If you are anything like me, Saudi Arabian images rarely come within your eyesight. Yes, we’ve all seen the throngs of people at the Muslim shrines at Mecca and Medina, but that’s about it, apart from the odd camel race you may have seen in the news. I mean, honestly, what else have you seen of the Desert Kingdom?
Well, here is your chance to fill the gap. What follows is a set of astonishingly striking images taken in Saudi Arabia by John Stanmeyer for National Geographic Magazine. You will see, among other things, the entrance to a palatial tomb, hewn more than 2,000 years ago right into the sandstone, at least 50ft high, by the Nabataean people in Madain Saleh.
Oh, and it turns out that, at its peak, the pre-Islamic Nabataean empire, of which I’d never heard, included parts of Jordan, Israel, Egypt, Syria and Saudi Arabia. Many more empires and religions were destined to pass through the eternal sands of the Arabian Desert… Amazing! (Scroll down for the video.)
1. A man stands at the entrance of a palatial tomb, created more than 2,000 years ago by the Nabataean people in Madain Saleh, Saudi Arabia.
2. A rusting locomotive lies on its side under the stars. Built by Ottoman Turks by order of the Sultan in 1900, it once transported pilgrims on the Hejaz Railway, which ran from Medina to Damascus.
3. For centuries, the Al Bad oasis, near the Gulf of Aqaba in Tabuk, nourished camel caravans and religious travelers — and according to folklore, Moses watered his sheep there.
4. In the small city of Duba, in Tabuk, water is a precious commodity. Above, a Bangladeshi attendant fills up jugs for drive-by customers. The water is trucked from wells up to 100 miles away and then purified.

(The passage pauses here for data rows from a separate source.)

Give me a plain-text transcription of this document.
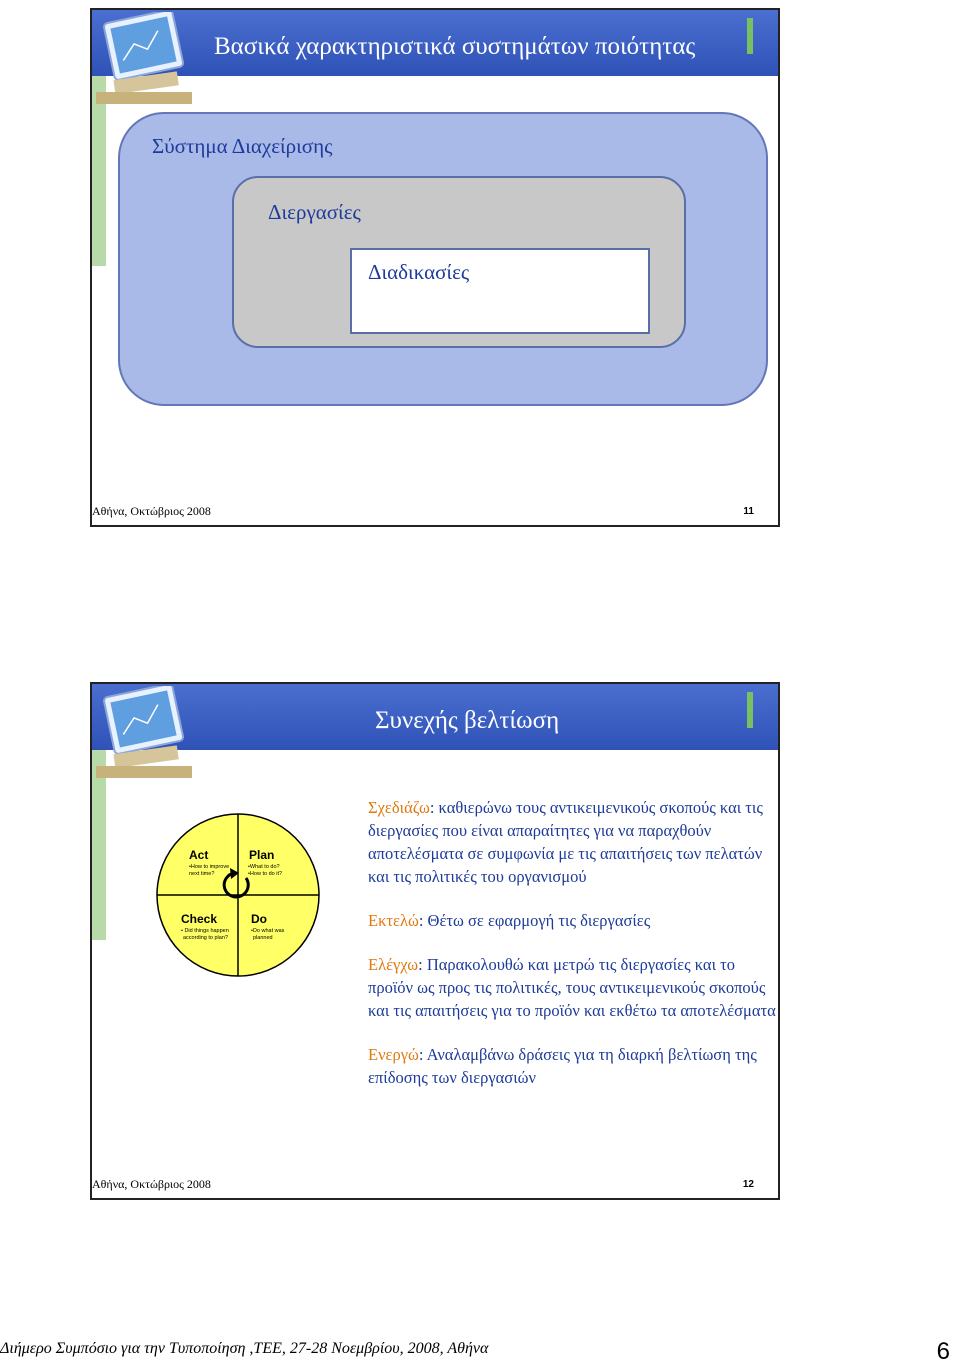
Βασικά χαρακτηριστικά συστημάτων ποιότητας
Σύστημα Διαχείρισης
Διεργασίες
Διαδικασίες
Αθήνα, Οκτώβριος 2008	11
Συνεχής βελτίωση
Act
•How to improve
next time?
Plan
•What to do?
•How to do it?
Check
• Did things happen
according to plan?
Do
•Do what was
planned

Σχεδιάζω: καθιερώνω τους αντικειμενικούς σκοπούς και τις διεργασίες που είναι απαραίτητες για να παραχθούν αποτελέσματα σε συμφωνία με τις απαιτήσεις των πελατών και τις πολιτικές του οργανισμού

Εκτελώ: Θέτω σε εφαρμογή τις διεργασίες

Ελέγχω: Παρακολουθώ και μετρώ τις διεργασίες και το προϊόν ως προς τις πολιτικές, τους αντικειμενικούς σκοπούς και τις απαιτήσεις για το προϊόν και εκθέτω τα αποτελέσματα

Ενεργώ: Αναλαμβάνω δράσεις για τη διαρκή βελτίωση της επίδοσης των διεργασιών

Αθήνα, Οκτώβριος 2008	12
Διήμερο Συμπόσιο για την Τυποποίηση ,ΤΕΕ, 27-28 Νοεμβρίου, 2008, Αθήνα	6
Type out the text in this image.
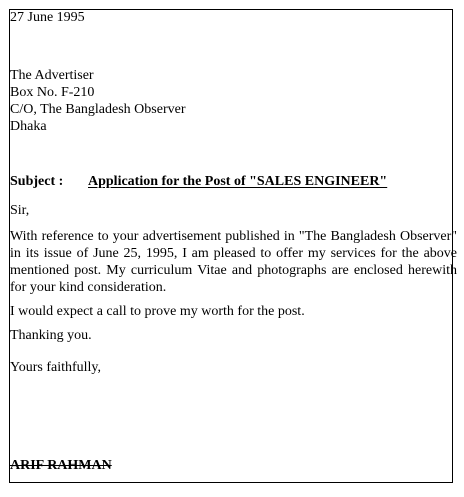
27 June 1995
The Advertiser
Box No. F-210
C/O, The Bangladesh Observer
Dhaka
Subject : Application for the Post of "SALES ENGINEER"
Sir,
With reference to your advertisement published in "The Bangladesh Observer" in its issue of June 25, 1995, I am pleased to offer my services for the above mentioned post. My curriculum Vitae and photographs are enclosed herewith for your kind consideration.
I would expect a call to prove my worth for the post.
Thanking you.
Yours faithfully,
ARIF RAHMAN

5. Archaeologists have long marveled at the Nabataeans’ skill as architects, engineers, stonemasons and artists. Above, travelers rest, with some of the rock tombs in the background.
6. As an armed guard keeps watch, Governor Mosaad Al-Saleem (at far right) entertains guests during a regatta near the Red Sea port city of Yanbu al Bahr, much of it built in the 1970s.
7. For a young Saudi man with a degree but no job, the corniche in Al Wajh is a playground at dusk for pulling wheelies on his motorbike.
8. A Red Sea beach provides a soft, breezy spot for a family picnic in Jeddah.
9. There’s nothing worth retrieving in a field of dead date palms in Yanbu an Nakhl, where development in nearby coastal cities has sapped the water table.
10. In the crumbling old quarter of Jeddah, a Somali immigrant collects pieces of discarded bread and cans for recycling. The bread will be sold for animal feed.
11. Weekend nomads, SUV-driving camel owners from Yanbu al Bahr pray at a deluxe desert camp. The vanishing ways of Bedouin herders maintain a grip on nostalgic Saudi city dwellers.
12. At her Jeddah home, single mom Yasmin Gahtani dresses casually to help her boys with homework. In public, even in one of the most liberal Saudi cities, she wears an abaya, or robe.